Crypto Presales

December’s presale market has been crowded, but “AI intelligence layers” have become a recurring theme in deal memos and crypto social chatter: projects pitching agent networks, autonomous analytics, or decentralized compute as the base layer for AI-driven apps. Still, “100x” talk is marketing shorthand, not a forecast, most presales fail, liquidity is uncertain, and token terms vary widely.

Below is a fact-checked December-focused list of notable presales and early-stage raises that kept showing up across calendars and exchange/news feeds, plus what analysts typically look for before touching any presale.

1) DeepSnitch AI (DSNT): On-chain market intelligence “Agents”

DeepSnitch AI markets itself as an “AI agent for on-chain” intelligence product with a live token presale. Its positioning is straightforward: give traders automated signals, monitoring, and risk flags without needing institutional tooling. The project’s own site presents DSNT as a presale-access token for real-time market intelligence.

Why it fits the “AI intelligence layer” trend: It’s less “AI chain” and more “AI analytics middleware,” aiming to sit between raw on-chain data and user decisions. Coverage in exchange-news syndication has highlighted fundraising traction and staged pricing, though those articles are often republished/partner-style content; treat claims cautiously.

2) Gensyn (AI): Decentralized compute network with a completed public sale

Gensyn’s token public sale ended in December, with ICO Drops listing a $0.0473 sale price and $16.14M raised (plus distribution details, including lockups for certain buyers). Independent trackers also list the start and end dates in December 2025.

Why analysts care: Decentralized compute is a “picks-and-shovels” AI thesis. If real demand materializes, compute networks can become foundational infrastructure rather than single-app tokens.

3) TheoriqAI (ChainML) (THQ): Agent/AI network with December exchange distribution

While not a classic “presale,” Theoriq’s early-stage distribution and trading milestones landed in mid-December via Binance Alpha, including a time-windowed airdrop mechanic for eligible users. ICO Drops categorizes the project under AI and tracks funding/FDV-style metrics.

Why it’s included: Many “AI intelligence layer” bets blur the line between presale and early distribution. Analysts often track these events because liquidity and price discovery start soon after.

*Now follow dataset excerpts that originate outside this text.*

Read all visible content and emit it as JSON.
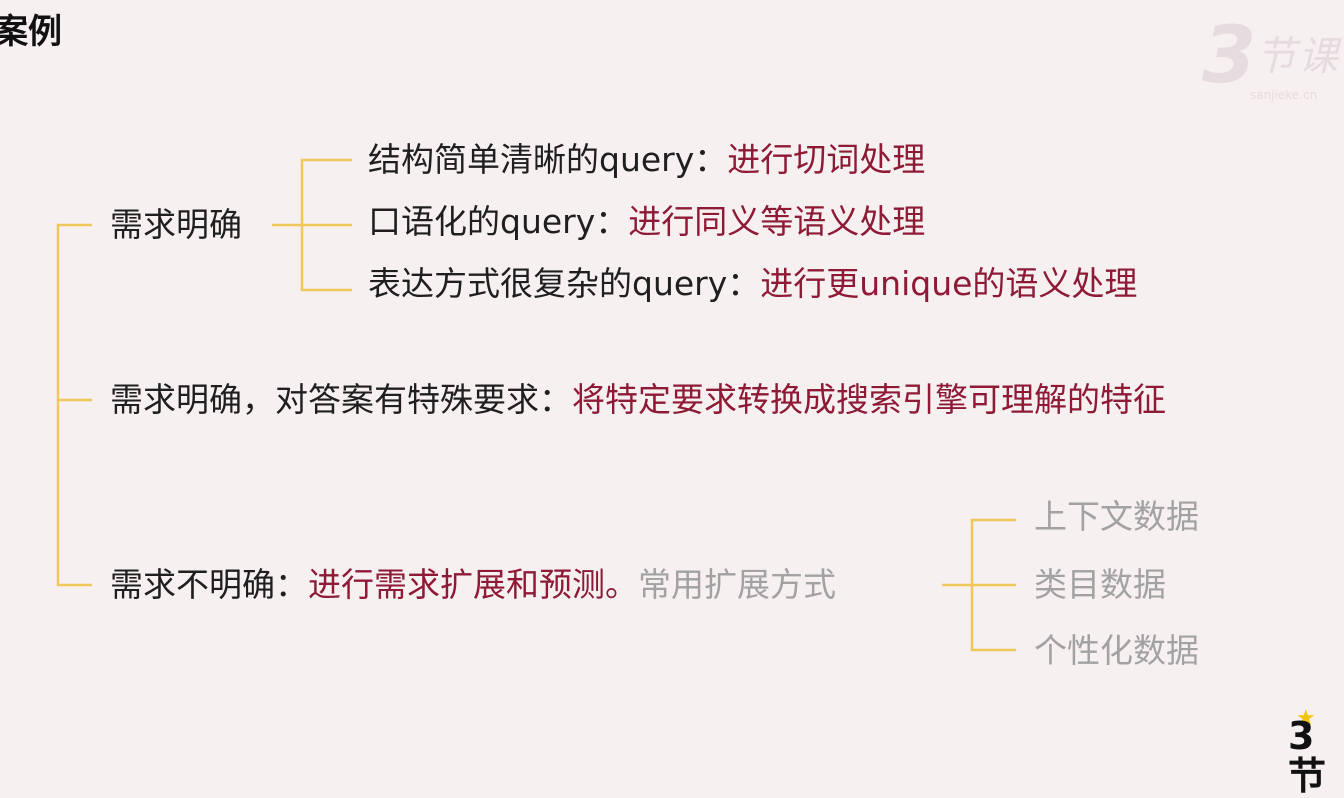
{
  "title": "案例",
  "watermark": {
    "big": "3",
    "small": "节课",
    "domain": "sanjieke.cn"
  },
  "corner_logo": {
    "star": "★",
    "text": "3节"
  },
  "colors": {
    "line": "#efc85a",
    "dark": "#1f1f1f",
    "red": "#8e1a35",
    "gray": "#a2a2a2",
    "background": "#f7f0f1"
  },
  "branches": [
    {
      "label": "需求明确",
      "children": [
        {
          "prefix": "结构简单清晰的query：",
          "action": "进行切词处理"
        },
        {
          "prefix": "口语化的query：",
          "action": "进行同义等语义处理"
        },
        {
          "prefix": "表达方式很复杂的query：",
          "action": "进行更unique的语义处理"
        }
      ]
    },
    {
      "label": "需求明确，对答案有特殊要求：",
      "action": "将特定要求转换成搜索引擎可理解的特征"
    },
    {
      "label": "需求不明确：",
      "action": "进行需求扩展和预测。",
      "note": "常用扩展方式",
      "children": [
        "上下文数据",
        "类目数据",
        "个性化数据"
      ]
    }
  ]
}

4) SUBBD (SUBBD): Creator monetization + AI pitch, presale scheduled for Dec. 31

ICO Drops lists SUBBD as an upcoming presale dated Dec. 31, 2025, with a displayed price and pre-valuation figure. The project’s own site frames SUBBD as an AI-powered creator platform with token utility for fan engagement.

Why it’s on watchlists: Consumer-facing platforms sometimes outperform pure infrastructure, if they already have users. The key question is whether “AI” is a core product value or just branding.

5) Bitcoin Hyper (HYPER): Large presale noted on major token-sale calendars

ICO Drops lists “Bitcoin Hyper” as a Layer2 presale running through Q4 2025, with a prominently displayed amount raised figure on its calendar view.

Why it matters for December: Even if it’s not an “AI layer,” it illustrates what competed for attention alongside AI narratives; big presales can siphon liquidity from smaller AI deals.

What “100x” analysts actually look for in AI-layer presales

Token terms and unlocks

Check cliffs, vesting, and buyer unlock rules. ICO Drops’ Gensyn entry, for example, shows differing lockups/bonuses by buyer category; details like that can dominate post-listing price action.

Evidence of product demand

A demo, active users, or measurable usage beats vague roadmaps. Be skeptical of partner-syndicated “presale traction” headlines without primary data.

Credible listing and calendar verification

Use neutral calendars as a cross-check. CoinMarketCap’s “upcoming” listings explicitly warn that they can’t verify every project, use it as a starting point, not validation.